I told Mona that if she ever saw the driver again, she was to call me at once and I would hurry to the street and have him arrested. Some hope. The word of a black African cleaning woman doesn't count against a Lebanese man. Or woman. Indeed, I have often been embarrassed, visiting the homes of well-educated Lebanese families, by their behaviour towards their servants. There is no "please" or "thank you", often just shouted commands with a faint echo of imperial India. "Jib"is the commonest word; it means "bring".

Many Lebanese families with Sri Lankan maids simply confiscate their passports when they arrive in the country, virtually imprisoning them in the house, publishing their names in the newspapers if they dare to escape and seek employment elsewhere.
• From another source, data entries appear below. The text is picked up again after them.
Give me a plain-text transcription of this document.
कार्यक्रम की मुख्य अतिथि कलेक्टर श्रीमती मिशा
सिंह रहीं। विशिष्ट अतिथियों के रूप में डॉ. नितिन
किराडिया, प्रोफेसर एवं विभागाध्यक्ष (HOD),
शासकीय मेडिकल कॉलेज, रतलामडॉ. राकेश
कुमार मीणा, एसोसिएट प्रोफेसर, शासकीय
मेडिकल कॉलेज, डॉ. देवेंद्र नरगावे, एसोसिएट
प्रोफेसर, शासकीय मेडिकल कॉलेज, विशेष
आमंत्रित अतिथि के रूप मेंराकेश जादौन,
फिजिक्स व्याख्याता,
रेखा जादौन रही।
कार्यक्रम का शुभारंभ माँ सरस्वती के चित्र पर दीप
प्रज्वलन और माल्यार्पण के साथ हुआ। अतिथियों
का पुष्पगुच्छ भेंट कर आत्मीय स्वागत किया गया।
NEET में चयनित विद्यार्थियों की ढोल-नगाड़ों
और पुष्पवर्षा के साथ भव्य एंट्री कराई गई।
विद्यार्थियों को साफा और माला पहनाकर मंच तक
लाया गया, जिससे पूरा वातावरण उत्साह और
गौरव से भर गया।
It is an odd fact that most cases of racist harassment appear to take place in the eastern, Christian part of Beirut - indeed most, though not all, of the daily crime reports in the papers emanate from Christian districts where, I suppose, Mona suffers the combined crime of being black and Muslim. Her taxi driver was a Christian. So was the policeman who did nothing. But so were the medical staff who tried to help her. And Mona's predecessor, Joanna - a plump Christian Ghanaian woman who would sing hymns in the kitchen as shells rained down around the house - was often abused in Muslim districts as a betenjan, an eggplant.

So I often find myself wondering why a country that has suffered so much, whose people have been treated as cannon fodder by so many foreign armies, whose self-respect has been maintained against all the odds, should show so little compassion towards Third World foreigners.

True, an anti-corruption campaign by the Lebanese president ended an extortion racket in which African workers had to pay hundreds of dollars for renewal of their identity papers. But in a nation in which equality of Muslim and Christian before the law has become an act of faith, being African or black invites insult and assault. Mona's wounds speak for themselves.